Saratoga News

The steam engine of yesteryear pulls into Congress Junction station.

Saratoga Stereopticon

WILLYS PECK

The steam whistle was heard throughout town

When I was growing up--a premise that seems at least debatable--we used to speak about taking the steam train to San Francisco. Use of the rather archaic term, which suggests the "steam cars" appellation from the early days of the industry, probably stemmed from a perceived need to differentiate between this mode and Saratoga's other rail transportation, the trolley line.

Saratoga had streetcar, or interurban, service from 1904 to 1933. The steam, later diesel, passenger trains operated from 1908 to January 1964. Known variously as the Mayfield or Vasona cutoff, the route serving Saratoga, left the Southern Pacific main line at California Avenue in Palo Alto, skirted the Stanford University campus, came down through Los Altos--actually opening that community for development--and Monta Vista and continued along the right of way that today serves the Kaiser Cement Corporation. Saratoga passengers got on at Congress Junction, where the tracks crossed Saratoga Avenue, or Azule, where they crossed Saratoga-Sunnyvale Road. This branch line joined the SP's Los Gatos line at Vasona Junction, alongside Winchester Boulevard.

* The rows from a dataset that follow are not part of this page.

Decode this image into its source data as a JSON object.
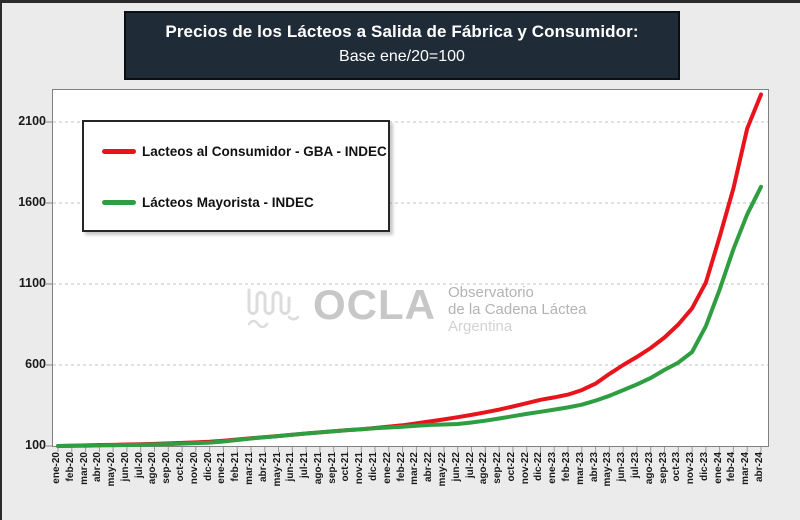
{
  "title": {
    "line1": "Precios de los Lácteos a Salida de Fábrica y Consumidor:",
    "line2": "Base ene/20=100"
  },
  "legend": {
    "items": [
      {
        "label": "Lacteos al Consumidor - GBA - INDEC",
        "color": "#e8141c"
      },
      {
        "label": "Lácteos Mayorista - INDEC",
        "color": "#2e9e41"
      }
    ]
  },
  "watermark": {
    "name": "OCLA",
    "line1": "Observatorio",
    "line2": "de la Cadena Láctea",
    "line3": "Argentina"
  },
  "chart_data": {
    "type": "line",
    "title": "Precios de los Lácteos a Salida de Fábrica y Consumidor: Base ene/20=100",
    "xlabel": "",
    "ylabel": "",
    "ylim": [
      100,
      2300
    ],
    "yticks": [
      100,
      600,
      1100,
      1600,
      2100
    ],
    "grid": "horizontal-dashed",
    "legend_position": "top-left",
    "x": [
      "ene-20",
      "feb-20",
      "mar-20",
      "abr-20",
      "may-20",
      "jun-20",
      "jul-20",
      "ago-20",
      "sep-20",
      "oct-20",
      "nov-20",
      "dic-20",
      "ene-21",
      "feb-21",
      "mar-21",
      "abr-21",
      "may-21",
      "jun-21",
      "jul-21",
      "ago-21",
      "sep-21",
      "oct-21",
      "nov-21",
      "dic-21",
      "ene-22",
      "feb-22",
      "mar-22",
      "abr-22",
      "may-22",
      "jun-22",
      "jul-22",
      "ago-22",
      "sep-22",
      "oct-22",
      "nov-22",
      "dic-22",
      "ene-23",
      "feb-23",
      "mar-23",
      "abr-23",
      "may-23",
      "jun-23",
      "jul-23",
      "ago-23",
      "sep-23",
      "oct-23",
      "nov-23",
      "dic-23",
      "ene-24",
      "feb-24",
      "mar-24",
      "abr-24"
    ],
    "series": [
      {
        "name": "Lacteos al Consumidor - GBA - INDEC",
        "color": "#e8141c",
        "values": [
          100,
          102,
          104,
          106,
          107,
          109,
          111,
          113,
          116,
          119,
          122,
          126,
          132,
          140,
          148,
          155,
          162,
          170,
          177,
          184,
          191,
          198,
          204,
          211,
          220,
          228,
          240,
          252,
          264,
          278,
          292,
          308,
          325,
          344,
          364,
          385,
          400,
          417,
          445,
          485,
          545,
          600,
          650,
          705,
          770,
          850,
          950,
          1110,
          1390,
          1690,
          2060,
          2270
        ]
      },
      {
        "name": "Lácteos Mayorista - INDEC",
        "color": "#2e9e41",
        "values": [
          100,
          101,
          102,
          104,
          105,
          106,
          108,
          110,
          112,
          115,
          118,
          121,
          128,
          137,
          146,
          154,
          161,
          169,
          177,
          184,
          191,
          198,
          204,
          210,
          214,
          219,
          225,
          230,
          233,
          236,
          245,
          256,
          270,
          284,
          298,
          311,
          325,
          338,
          355,
          380,
          410,
          445,
          480,
          520,
          570,
          615,
          680,
          840,
          1065,
          1315,
          1530,
          1700
        ]
      }
    ]
  }
}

Without resorting to a map, it's a little confusing to try to describe the rail network, both steam-powered and electric, that served this part of the valley before the great postwar migration. Suffice it to say that there was a time when one could board a train in Santa Cruz and ride through wooded Los Gatos Canyon en route to San Francisco by way of the towns mentioned above.

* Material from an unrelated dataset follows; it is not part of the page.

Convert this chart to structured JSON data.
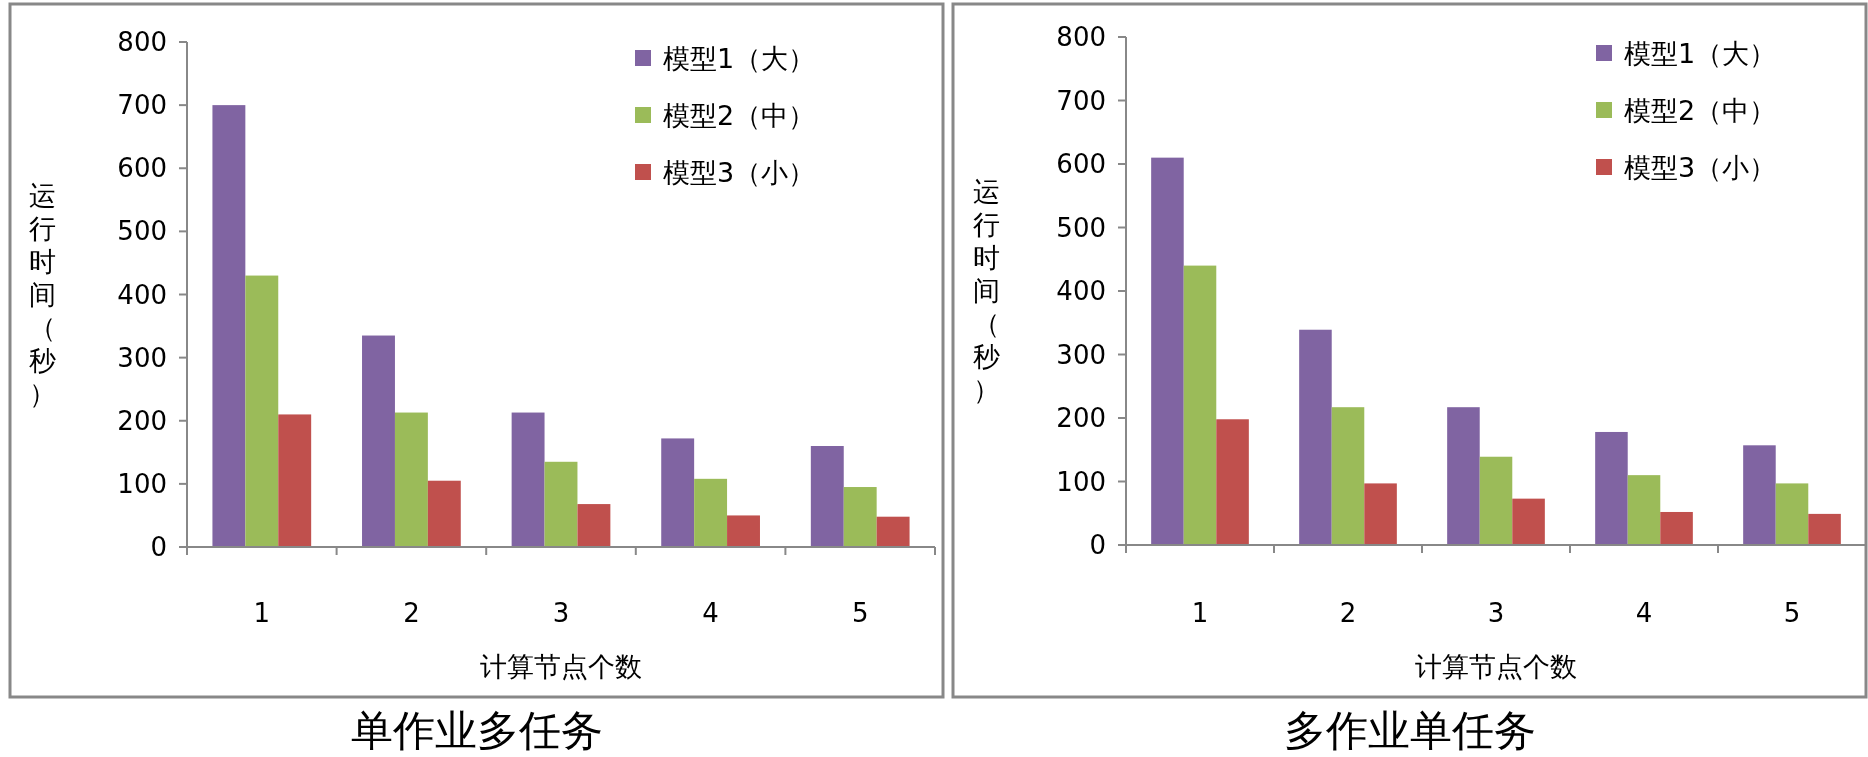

Service to Santa Cruz through Los Gatos ended in March, 1940, but the San Francisco commuter trains originating in Los Gatos continued until 1959. After that, the commuter trains came directly from San Jose to the branch line of Vasona and continued on up to San Francisco.

This service was doomed by construction of Foothill Expressway, which occupies the old railroad right-of-way. The last train ran in January 1964.

Trains always have exerted a powerful grip on imaginations, especially young ones, and to say that, as a youngster, I was in thrall to this form of transportation practically at our doorstep would not be overstating the case. Even from the middle of town, we could hear the throaty blast of the steam whistle and the pounding of exhaust as the morning commuter train pulled out of Congress Junction. I'm proud to say that this gut feeling about trains was passed on to my daughter, as evidenced by her reaction when the SP replaced steam power with diesels in January 1957.

She wasn't yet 3, but on that first morning, when the train sound was the sterile bleating of an air horn, she was upset enough to climb out of her crib and scamper up to our bed. "Mommy," she said in alarm. "I hear a diesel." The kid has her priorities straight.

That commuter train wasn't the fastest way to San Francisco, but it had its rewards. During blossom time, there was a stretch near Monta Vista where one had the impression of traveling through a tunnel of white. And it was rather pleasant to lean back in the seat and look out at the poor souls contending with freeway traffic.

Whatever form rail transportation takes--expanded CalTrain service, BART extensions, new light-rail routes-- I wish them all well as they embody the concept of moving people rather than vehicles but they'll never match the color and allure of steam trains and streetcars.

For instance, I can't imagine the modern-day counterpart of a race between a steam train and an interurban electric car along parallel rights-of-way, such as existed along Fremont Road between Monta Vista and Los Altos. I never saw it but I heard about it, and the child in me believes it.

This article appeared in the Saratoga News, July 17, 1996.